Ciclofobia en Tlalpan. Ciclo-negligencia en el GDF
Por Alberto Lozano (@alozanom) para Animal Político.
Ciclovía de la Cd. de México en suelo de conservación, donde no ha llegado el tianguis de Higinio Chávez, cerca de los límites con el estado de Morelos (Fierro del toro)
Cd. de México a 22 octubre, 2011.- Se estima que para la primera fase de su construcción se invirtieron más de cien millones de pesos y fondos adicionales del Banco Interamericano de Desarrollo. Se adecuaron para su funcionamiento -entonces- 11 kilómetros de infraestructura sobre las vías del Ferrocarril a Cuernavaca, a lo largo de igual número de colonias populares.
Todo con un propósito: Incentivar el uso de la bicicleta en la Delegación de Tlalpan.
De alguna forma se atendía así la deuda histórica con los ciclistas a quienes permanece aún vedado el Bosque de Tlalpan.
El entonces jefe de Gobierno de la Ciudad de México, Andrés Manuel López Obrador, ideó la llamada Ciclovía de Tlalpan en 2002 como una forma de “recuperar” espacios públicos.
Pretendió también establecer un lugar que sirviera como área de recreo para las más de 50 mil familias que habitan en las colonias populares que atraviesa la ruta, que luego alcanzó las delegaciones Alvaro Obregón, Magdalena Contreras y Cuauhtémoc.

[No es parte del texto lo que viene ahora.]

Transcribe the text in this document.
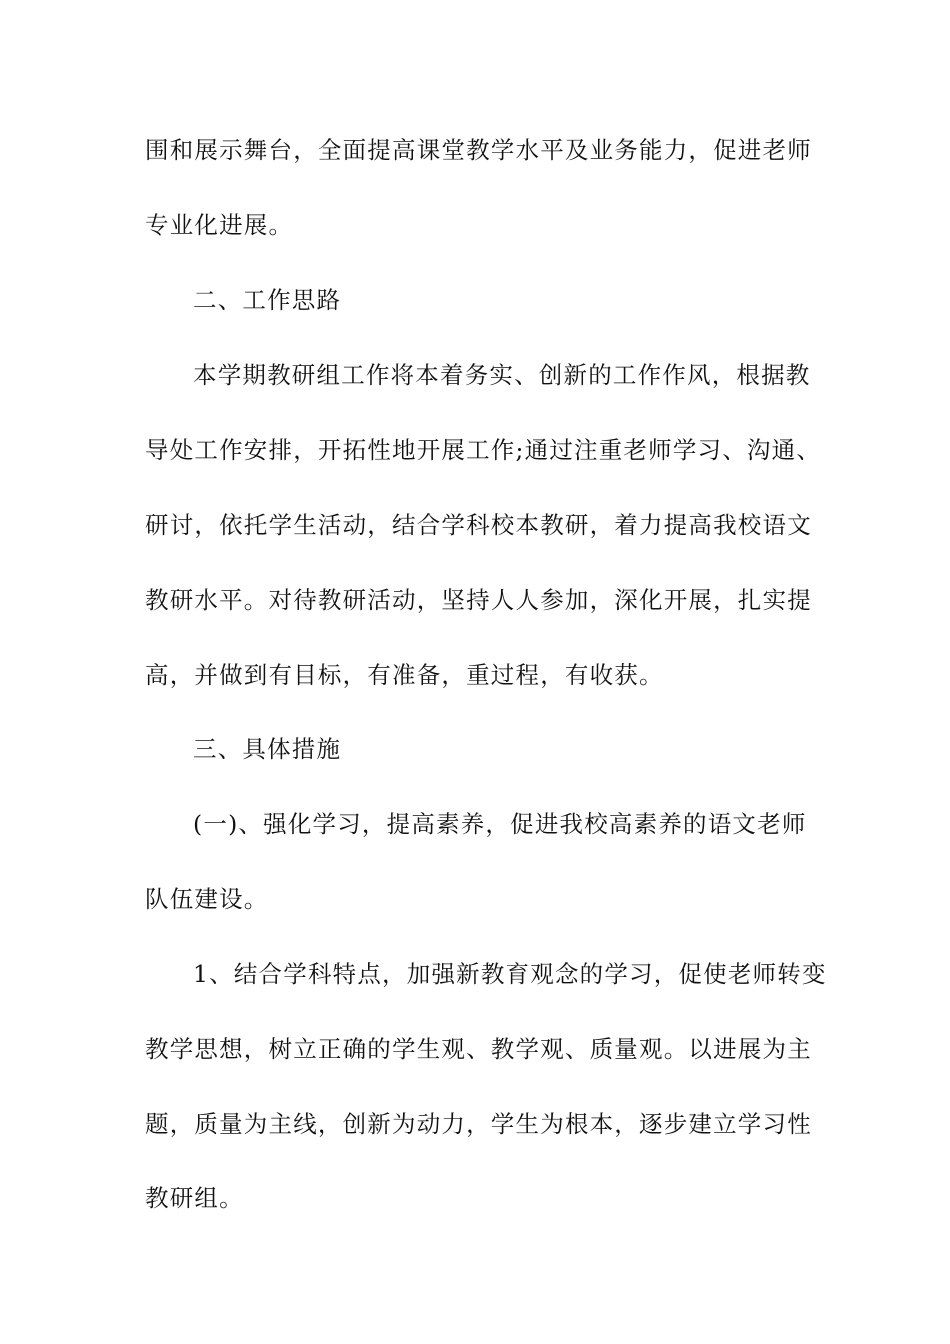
围和展示舞台，全面提高课堂教学水平及业务能力，促进老师
专业化进展。
二、工作思路
本学期教研组工作将本着务实、创新的工作作风，根据教
导处工作安排，开拓性地开展工作;通过注重老师学习、沟通、
研讨，依托学生活动，结合学科校本教研，着力提高我校语文
教研水平。对待教研活动，坚持人人参加，深化开展，扎实提
高，并做到有目标，有准备，重过程，有收获。
三、具体措施
(一)、强化学习，提高素养，促进我校高素养的语文老师
队伍建设。
1、结合学科特点，加强新教育观念的学习，促使老师转变
教学思想，树立正确的学生观、教学观、质量观。以进展为主
题，质量为主线，创新为动力，学生为根本，逐步建立学习性
教研组。
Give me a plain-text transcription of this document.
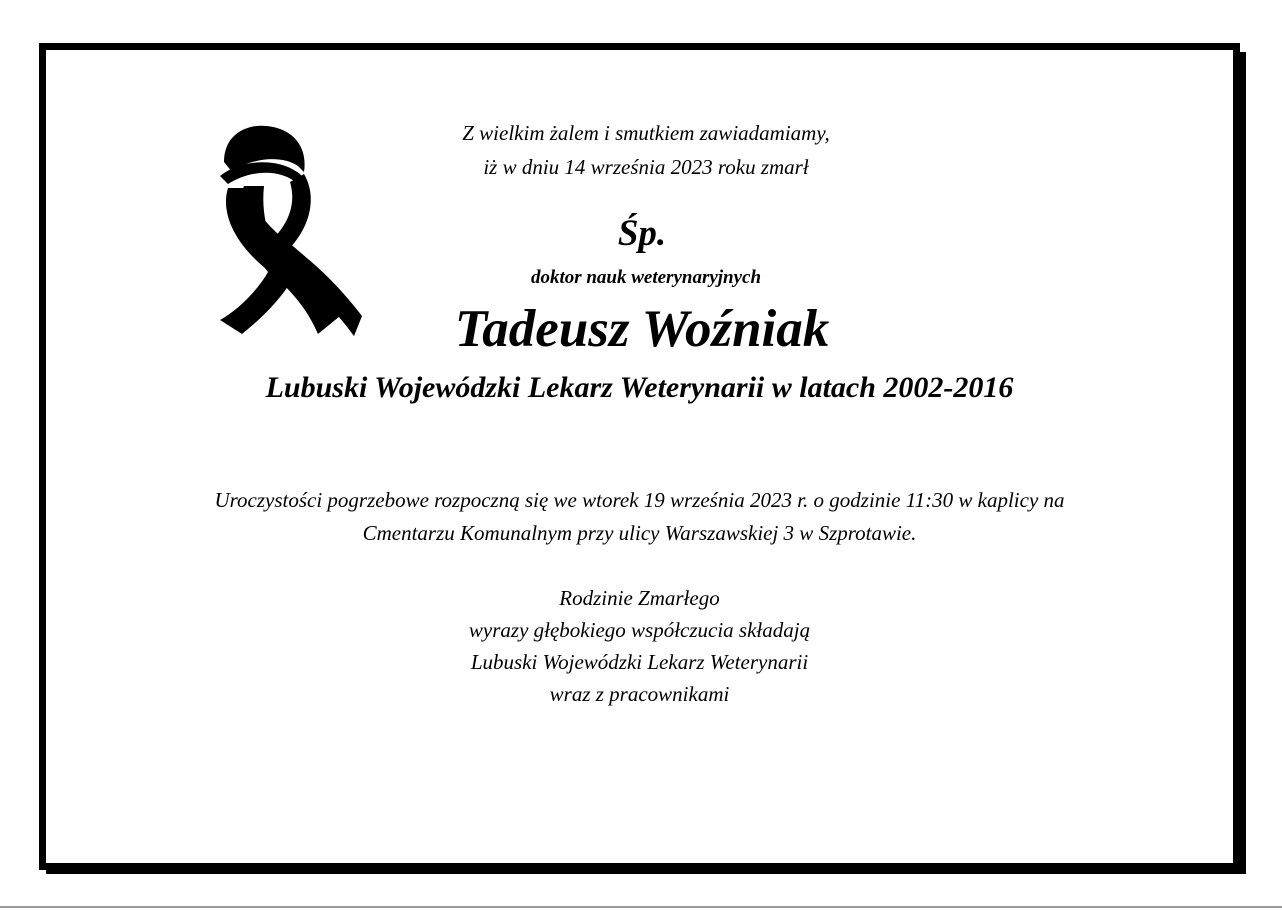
Z wielkim żalem i smutkiem zawiadamiamy,
iż w dniu 14 września 2023 roku zmarł
Śp.
doktor nauk weterynaryjnych
Tadeusz Woźniak
Lubuski Wojewódzki Lekarz Weterynarii w latach 2002-2016
Uroczystości pogrzebowe rozpoczną się we wtorek 19 września 2023 r. o godzinie 11:30 w kaplicy na
Cmentarzu Komunalnym przy ulicy Warszawskiej 3 w Szprotawie.
Rodzinie Zmarłego
wyrazy głębokiego współczucia składają
Lubuski Wojewódzki Lekarz Weterynarii
wraz z pracownikami
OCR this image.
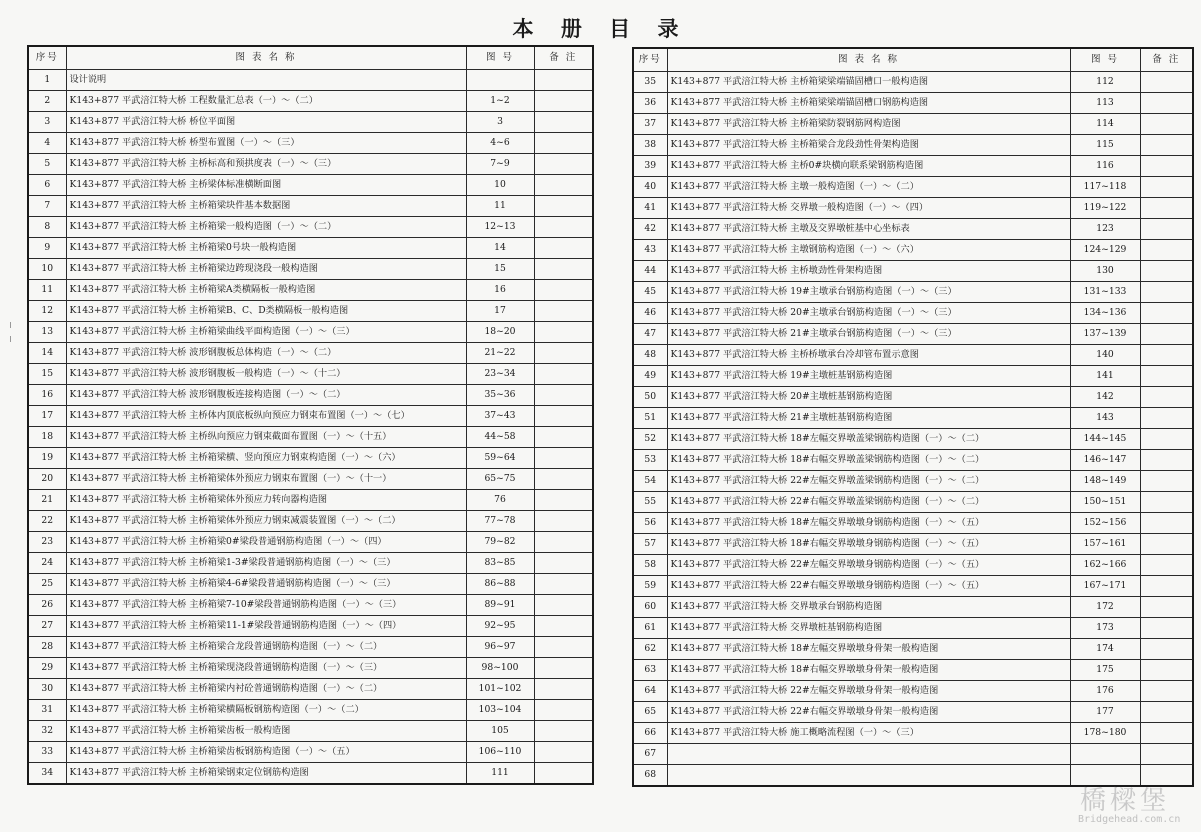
本 册 目 录
序号	图 表 名 称	图 号	备 注
1	设计说明		
2	K143+877 平武涪江特大桥 工程数量汇总表（一）～（二）	1~2	
3	K143+877 平武涪江特大桥 桥位平面图	3	
4	K143+877 平武涪江特大桥 桥型布置图（一）～（三）	4~6	
5	K143+877 平武涪江特大桥 主桥标高和预拱度表（一）～（三）	7~9	
6	K143+877 平武涪江特大桥 主桥梁体标准横断面图	10	
7	K143+877 平武涪江特大桥 主桥箱梁块件基本数据图	11	
8	K143+877 平武涪江特大桥 主桥箱梁一般构造图（一）～（二）	12~13	
9	K143+877 平武涪江特大桥 主桥箱梁0号块一般构造图	14	
10	K143+877 平武涪江特大桥 主桥箱梁边跨现浇段一般构造图	15	
11	K143+877 平武涪江特大桥 主桥箱梁A类横隔板一般构造图	16	
12	K143+877 平武涪江特大桥 主桥箱梁B、C、D类横隔板一般构造图	17	
13	K143+877 平武涪江特大桥 主桥箱梁曲线平面构造图（一）～（三）	18~20	
14	K143+877 平武涪江特大桥 波形钢腹板总体构造（一）～（二）	21~22	
15	K143+877 平武涪江特大桥 波形钢腹板一般构造（一）～（十二）	23~34	
16	K143+877 平武涪江特大桥 波形钢腹板连接构造图（一）～（二）	35~36	
17	K143+877 平武涪江特大桥 主桥体内顶底板纵向预应力钢束布置图（一）～（七）	37~43	
18	K143+877 平武涪江特大桥 主桥纵向预应力钢束截面布置图（一）～（十五）	44~58	
19	K143+877 平武涪江特大桥 主桥箱梁横、竖向预应力钢束构造图（一）～（六）	59~64	
20	K143+877 平武涪江特大桥 主桥箱梁体外预应力钢束布置图（一）～（十一）	65~75	
21	K143+877 平武涪江特大桥 主桥箱梁体外预应力转向器构造图	76	
22	K143+877 平武涪江特大桥 主桥箱梁体外预应力钢束减震装置图（一）～（二）	77~78	
23	K143+877 平武涪江特大桥 主桥箱梁0#梁段普通钢筋构造图（一）～（四）	79~82	
24	K143+877 平武涪江特大桥 主桥箱梁1-3#梁段普通钢筋构造图（一）～（三）	83~85	
25	K143+877 平武涪江特大桥 主桥箱梁4-6#梁段普通钢筋构造图（一）～（三）	86~88	
26	K143+877 平武涪江特大桥 主桥箱梁7-10#梁段普通钢筋构造图（一）～（三）	89~91	
27	K143+877 平武涪江特大桥 主桥箱梁11-1#梁段普通钢筋构造图（一）～（四）	92~95	
28	K143+877 平武涪江特大桥 主桥箱梁合龙段普通钢筋构造图（一）～（二）	96~97	
29	K143+877 平武涪江特大桥 主桥箱梁现浇段普通钢筋构造图（一）～（三）	98~100	
30	K143+877 平武涪江特大桥 主桥箱梁内衬砼普通钢筋构造图（一）～（二）	101~102	
31	K143+877 平武涪江特大桥 主桥箱梁横隔板钢筋构造图（一）～（二）	103~104	
32	K143+877 平武涪江特大桥 主桥箱梁齿板一般构造图	105	
33	K143+877 平武涪江特大桥 主桥箱梁齿板钢筋构造图（一）～（五）	106~110	
34	K143+877 平武涪江特大桥 主桥箱梁钢束定位钢筋构造图	111	
序号	图 表 名 称	图 号	备 注
35	K143+877 平武涪江特大桥 主桥箱梁梁端锚固槽口一般构造图	112	
36	K143+877 平武涪江特大桥 主桥箱梁梁端锚固槽口钢筋构造图	113	
37	K143+877 平武涪江特大桥 主桥箱梁防裂钢筋网构造图	114	
38	K143+877 平武涪江特大桥 主桥箱梁合龙段劲性骨架构造图	115	
39	K143+877 平武涪江特大桥 主桥0#块横向联系梁钢筋构造图	116	
40	K143+877 平武涪江特大桥 主墩一般构造图（一）～（二）	117~118	
41	K143+877 平武涪江特大桥 交界墩一般构造图（一）～（四）	119~122	
42	K143+877 平武涪江特大桥 主墩及交界墩桩基中心坐标表	123	
43	K143+877 平武涪江特大桥 主墩钢筋构造图（一）～（六）	124~129	
44	K143+877 平武涪江特大桥 主桥墩劲性骨架构造图	130	
45	K143+877 平武涪江特大桥 19#主墩承台钢筋构造图（一）～（三）	131~133	
46	K143+877 平武涪江特大桥 20#主墩承台钢筋构造图（一）～（三）	134~136	
47	K143+877 平武涪江特大桥 21#主墩承台钢筋构造图（一）～（三）	137~139	
48	K143+877 平武涪江特大桥 主桥桥墩承台冷却管布置示意图	140	
49	K143+877 平武涪江特大桥 19#主墩桩基钢筋构造图	141	
50	K143+877 平武涪江特大桥 20#主墩桩基钢筋构造图	142	
51	K143+877 平武涪江特大桥 21#主墩桩基钢筋构造图	143	
52	K143+877 平武涪江特大桥 18#左幅交界墩盖梁钢筋构造图（一）～（二）	144~145	
53	K143+877 平武涪江特大桥 18#右幅交界墩盖梁钢筋构造图（一）～（二）	146~147	
54	K143+877 平武涪江特大桥 22#左幅交界墩盖梁钢筋构造图（一）～（二）	148~149	
55	K143+877 平武涪江特大桥 22#右幅交界墩盖梁钢筋构造图（一）～（二）	150~151	
56	K143+877 平武涪江特大桥 18#左幅交界墩墩身钢筋构造图（一）～（五）	152~156	
57	K143+877 平武涪江特大桥 18#右幅交界墩墩身钢筋构造图（一）～（五）	157~161	
58	K143+877 平武涪江特大桥 22#左幅交界墩墩身钢筋构造图（一）～（五）	162~166	
59	K143+877 平武涪江特大桥 22#右幅交界墩墩身钢筋构造图（一）～（五）	167~171	
60	K143+877 平武涪江特大桥 交界墩承台钢筋构造图	172	
61	K143+877 平武涪江特大桥 交界墩桩基钢筋构造图	173	
62	K143+877 平武涪江特大桥 18#左幅交界墩墩身骨架一般构造图	174	
63	K143+877 平武涪江特大桥 18#右幅交界墩墩身骨架一般构造图	175	
64	K143+877 平武涪江特大桥 22#左幅交界墩墩身骨架一般构造图	176	
65	K143+877 平武涪江特大桥 22#右幅交界墩墩身骨架一般构造图	177	
66	K143+877 平武涪江特大桥 施工概略流程图（一）～（三）	178~180	
67			
68			
橋樑堡
Bridgehead.com.cn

Pero a menos de una década de distancia, todo ese dinero, tiempo y esfuerzo arroja resultados magros o discutibles.
El primer grupo de supuestos beneficiados con la obra ha resultado paulatinamente decepcionado con su operación.
Es posible que los ciclistas que se aventuran en pos de una jornada de pedaleo deportivo o de esparcimiento acaben irremediablemente haciendo una pataleta infantil o al menos un coraje.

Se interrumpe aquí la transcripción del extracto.